YKP Sekretarya üyesi Alpay Durduran hastane yangını sonrası gelişmeleri değerlendirdi. Açıklama şöyle:
Evet, yangın çıkan hastanemize, nihayet Türkiye’den hasar tespit bilirkişileri getirildi ve görevlerini yaptılar denildi. Bu ülkede yangının çıkış nedenini merak etmeyen bir yönetim varsa işimiz çok fena demektir.
Çağdaş çoğu koşullara uygun olan ve ulaşım hızı nedeniyle Korona virüsünü bile karşılamaya hazır halde olan ülkemizde olası bir hastane, başbakanlık, otel, üniversite, okullar veya fabrika gibi yerlerin yangına karşı düşünülmesine gerek duyulmuyorsa yönetim sahibi olmanın gereği ne?
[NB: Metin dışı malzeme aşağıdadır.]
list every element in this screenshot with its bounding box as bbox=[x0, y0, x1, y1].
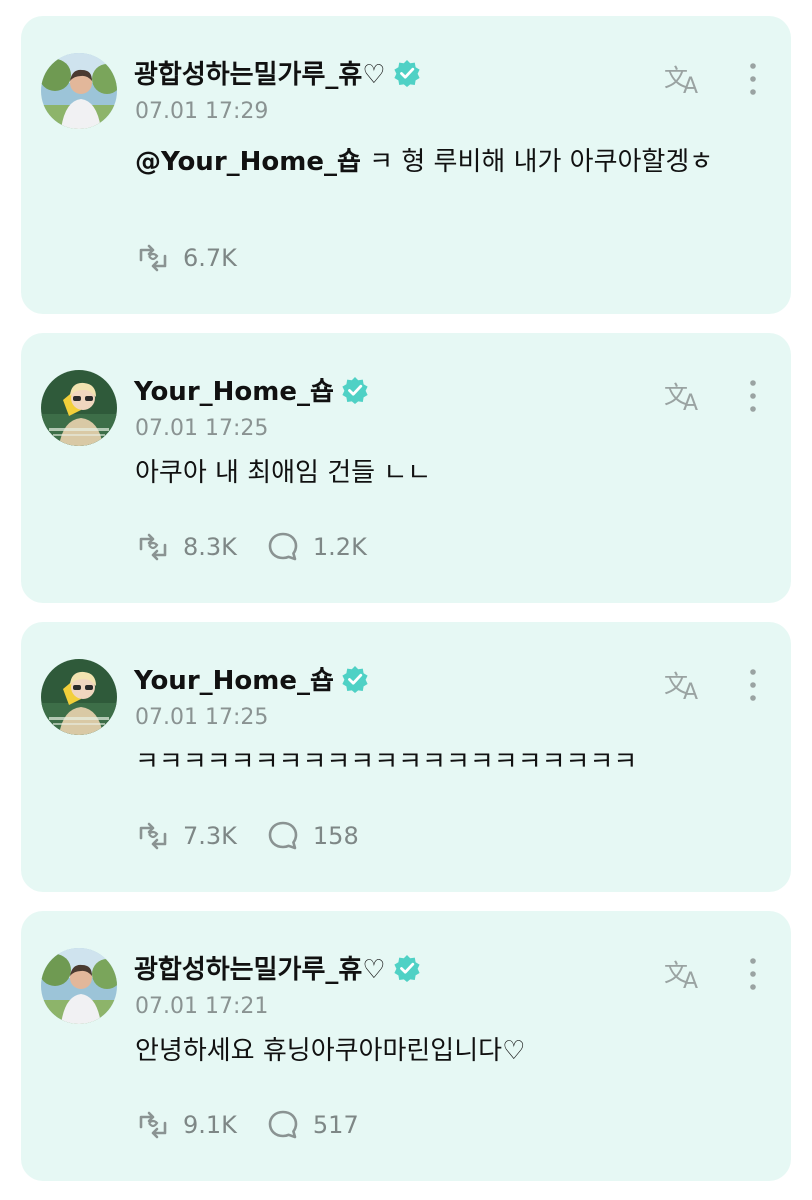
repost-count: 9.1K bbox=[183, 1111, 237, 1139]
comment-count: 158 bbox=[312, 822, 359, 850]
comment-count: 517 bbox=[312, 1111, 359, 1139]
svg-text:A: A bbox=[683, 74, 698, 96]
translate-icon[interactable]: 文A bbox=[663, 377, 707, 416]
more-vertical-icon[interactable] bbox=[743, 668, 763, 702]
more-vertical-icon[interactable] bbox=[743, 379, 763, 413]
avatar[interactable] bbox=[41, 370, 117, 446]
avatar[interactable] bbox=[41, 948, 117, 1024]
avatar-sunglasses-image bbox=[41, 370, 117, 446]
repost-icon bbox=[139, 244, 167, 272]
avatar-sunglasses-image bbox=[41, 659, 117, 735]
post-text: 아쿠아 내 최애임 건들 ㄴㄴ bbox=[135, 458, 432, 488]
post-text: @Your_Home_숍 ㅋ 형 루비해 내가 아쿠아할겡ㅎ bbox=[135, 144, 765, 181]
avatar[interactable] bbox=[41, 659, 117, 735]
verified-badge-icon bbox=[393, 59, 421, 87]
username[interactable]: Your_Home_숍 bbox=[134, 660, 334, 697]
comment-button[interactable]: 158 bbox=[265, 818, 359, 854]
post-stats: 9.1K 517 bbox=[135, 1107, 387, 1143]
translate-icon[interactable]: 文A bbox=[663, 955, 707, 994]
post-card[interactable]: Your_Home_숍 07.01 17:25 文A ㅋㅋㅋㅋㅋㅋㅋㅋㅋㅋㅋㅋㅋ… bbox=[21, 622, 791, 892]
repost-button[interactable]: 8.3K bbox=[135, 529, 237, 565]
avatar[interactable] bbox=[41, 53, 117, 129]
post-body: ㅋ 형 루비해 내가 아쿠아할겡ㅎ bbox=[360, 147, 714, 177]
comment-icon bbox=[268, 821, 298, 850]
post-time: 07.01 17:25 bbox=[135, 705, 269, 730]
more-vertical-icon[interactable] bbox=[743, 62, 763, 96]
post-stats: 8.3K 1.2K bbox=[135, 529, 395, 565]
username[interactable]: 광합성하는밀가루_휴♡ bbox=[134, 54, 386, 91]
avatar-outdoor-image bbox=[41, 948, 117, 1024]
post-stats: 7.3K 158 bbox=[135, 818, 387, 854]
comment-button[interactable]: 517 bbox=[265, 1107, 359, 1143]
post-stats: 6.7K bbox=[135, 240, 265, 276]
author-row: 광합성하는밀가루_휴♡ bbox=[134, 949, 421, 986]
translate-icon[interactable]: 文A bbox=[663, 666, 707, 705]
svg-text:A: A bbox=[683, 969, 698, 991]
repost-count: 8.3K bbox=[183, 533, 237, 561]
verified-badge-icon bbox=[393, 954, 421, 982]
svg-text:A: A bbox=[683, 680, 698, 702]
username[interactable]: Your_Home_숍 bbox=[134, 371, 334, 408]
author-row: Your_Home_숍 bbox=[134, 660, 369, 697]
comment-count: 1.2K bbox=[312, 533, 367, 561]
post-card[interactable]: 광합성하는밀가루_휴♡ 07.01 17:21 文A 안녕하세요 휴닝아쿠아마린… bbox=[21, 911, 791, 1181]
repost-count: 6.7K bbox=[183, 244, 237, 272]
comment-icon bbox=[268, 532, 298, 561]
repost-icon bbox=[139, 1111, 167, 1139]
verified-badge-icon bbox=[341, 665, 369, 693]
repost-button[interactable]: 7.3K bbox=[135, 818, 237, 854]
repost-button[interactable]: 9.1K bbox=[135, 1107, 237, 1143]
comment-icon bbox=[268, 1110, 298, 1139]
more-vertical-icon[interactable] bbox=[743, 957, 763, 991]
repost-count: 7.3K bbox=[183, 822, 237, 850]
repost-icon bbox=[139, 822, 167, 850]
repost-button[interactable]: 6.7K bbox=[135, 240, 237, 276]
post-card[interactable]: Your_Home_숍 07.01 17:25 文A 아쿠아 내 최애임 건들 … bbox=[21, 333, 791, 603]
comment-button[interactable]: 1.2K bbox=[265, 529, 367, 565]
verified-badge-icon bbox=[341, 376, 369, 404]
post-time: 07.01 17:29 bbox=[135, 99, 269, 124]
post-time: 07.01 17:21 bbox=[135, 994, 269, 1019]
post-card[interactable]: 광합성하는밀가루_휴♡ 07.01 17:29 文A @Your_Home_숍 … bbox=[21, 16, 791, 314]
avatar-outdoor-image bbox=[41, 53, 117, 129]
translate-icon[interactable]: 文A bbox=[663, 60, 707, 99]
author-row: Your_Home_숍 bbox=[134, 371, 369, 408]
post-time: 07.01 17:25 bbox=[135, 416, 269, 441]
post-text: ㅋㅋㅋㅋㅋㅋㅋㅋㅋㅋㅋㅋㅋㅋㅋㅋㅋㅋㅋㅋㅋ bbox=[135, 747, 638, 777]
username[interactable]: 광합성하는밀가루_휴♡ bbox=[134, 949, 386, 986]
post-text: 안녕하세요 휴닝아쿠아마린입니다♡ bbox=[135, 1036, 526, 1066]
svg-text:A: A bbox=[683, 391, 698, 413]
author-row: 광합성하는밀가루_휴♡ bbox=[134, 54, 421, 91]
post-feed: 광합성하는밀가루_휴♡ 07.01 17:29 文A @Your_Home_숍 … bbox=[0, 0, 812, 1200]
repost-icon bbox=[139, 533, 167, 561]
mention-link[interactable]: @Your_Home_숍 bbox=[135, 147, 361, 177]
Cumhurbaşkanı seçecekmişiz ve adaylar arasında ekspert istediğimiz Türkiye’nin saldırdığı devlet başkanı da var. Yani hiç aklımıza gelmiyor mu sonucu? O adaya oy verirseniz rapor da ona göre çıkar mı diye endişe etmez misiniz? Denizaşırı su bağlantısı yapıldı, borusu denizden toplandı; şimdi haber oldu ve güvence veriliyor ki unutmamışlar onaracaklarmış!
Aklımızı başımıza alıp seçimle yüksek kademesini oluşturduğumuz bu yönetime sahip çıkacak mıyız? Görevini yapmayana gelinceye kadar ilgililere görevin yapılıp yapılmadığını denetleyecekleri de belirleyip belirlemediklerini denetleyecek miyiz? Görevini yapmayanlara cezalarını ödettirecek miyiz?
Sağlık bakanı belli ama tek sorumluluğu sorumlu olduğu hastanede yangın için tedbir olmadığını gözünün önünde dursa da görmemesi, diğerlerinin ise bir hastanede alınması gereken önlemleri merak edip de kendiliklerinden yerine getirmeye çalışma veya uyarıcı olmayı akıl edememeleri olduğu gibi bizde böyle gelmiş böyle gider kafasını tercih etmeleridir. Siyasi partiler, siyasiler ve üniversiteler ise hemen arkalarından gelir. Seçimlerde bunlara hesap sormak gerek. Yapamazsak acısını çekmeye devam edeceğiz.
Tekrar uyarıyoruz. Bu gidiş değişebilir. Bize AB’den yardım eli uzatıldı. Reform ve reorganizasyonla idareyi etkin ve verimli çalışacak hale getirmemizde yardımcı olacaklar ve masrafını da AB fonlarında İngiltere’nin payından çıkacaktı. İlk adımı bilgi toplama idi ve tamamlandı. Raporu aldılar ve uzmanları yollattılar. Ancak aradan seçimler ve uzun yıllar geçti. Hala uzmanları yeniden gelin demediler ki onlar bizi çağırın nasıl bitirileceğini inceleyelim dediler idi. Zamanın başbakanı yıl sonuna tamam dedi ama yıllar geçti.
Siyasilerimiz umursamazsa biz umursuyor muyuz? Hangi siyasi partinin bunu anmadan seçim kampanyası yaptığını görüp sessiz kalıyorsak, partimizse kapısına gidip sorgulamadıksa biz de suçluyuz. Kendimizi kurtaramayız. Cumhurbaşkanı seçeceğiz ve seçilecek olanın bu gibi genel sorunlara da müdahil olacağı konuşuluyor soruyor muyuz o AB girişimi ne oldu, neden hiç anılmaz oldu? Reform reorganizasyon 1970’lerin konusu idi şimdiye kadar mecliste anılmamasının hesabı soruldu mu ki seçim var diye laklaka başlatıldı? Bu kadar büyük felaketten sonra hiçbir siyasiden hastanede güvenlik tatbikatı neden yapılmamaktadır, yoksa biz mi göremiyoruz diye çıkmıyor; seçmen bunu sormayacak mı?
Lisede kırmızı kovalara kum bulundurulur ve duvara da balta, nacak ve kürek asılı idi. Öğrencilere de yangın tatbikatı yapılırdı. Şimdi yok. Yerine ne geçti. Tavanlarda sıcaklıkla eriyip su fışkırtacak fıskiye mi var?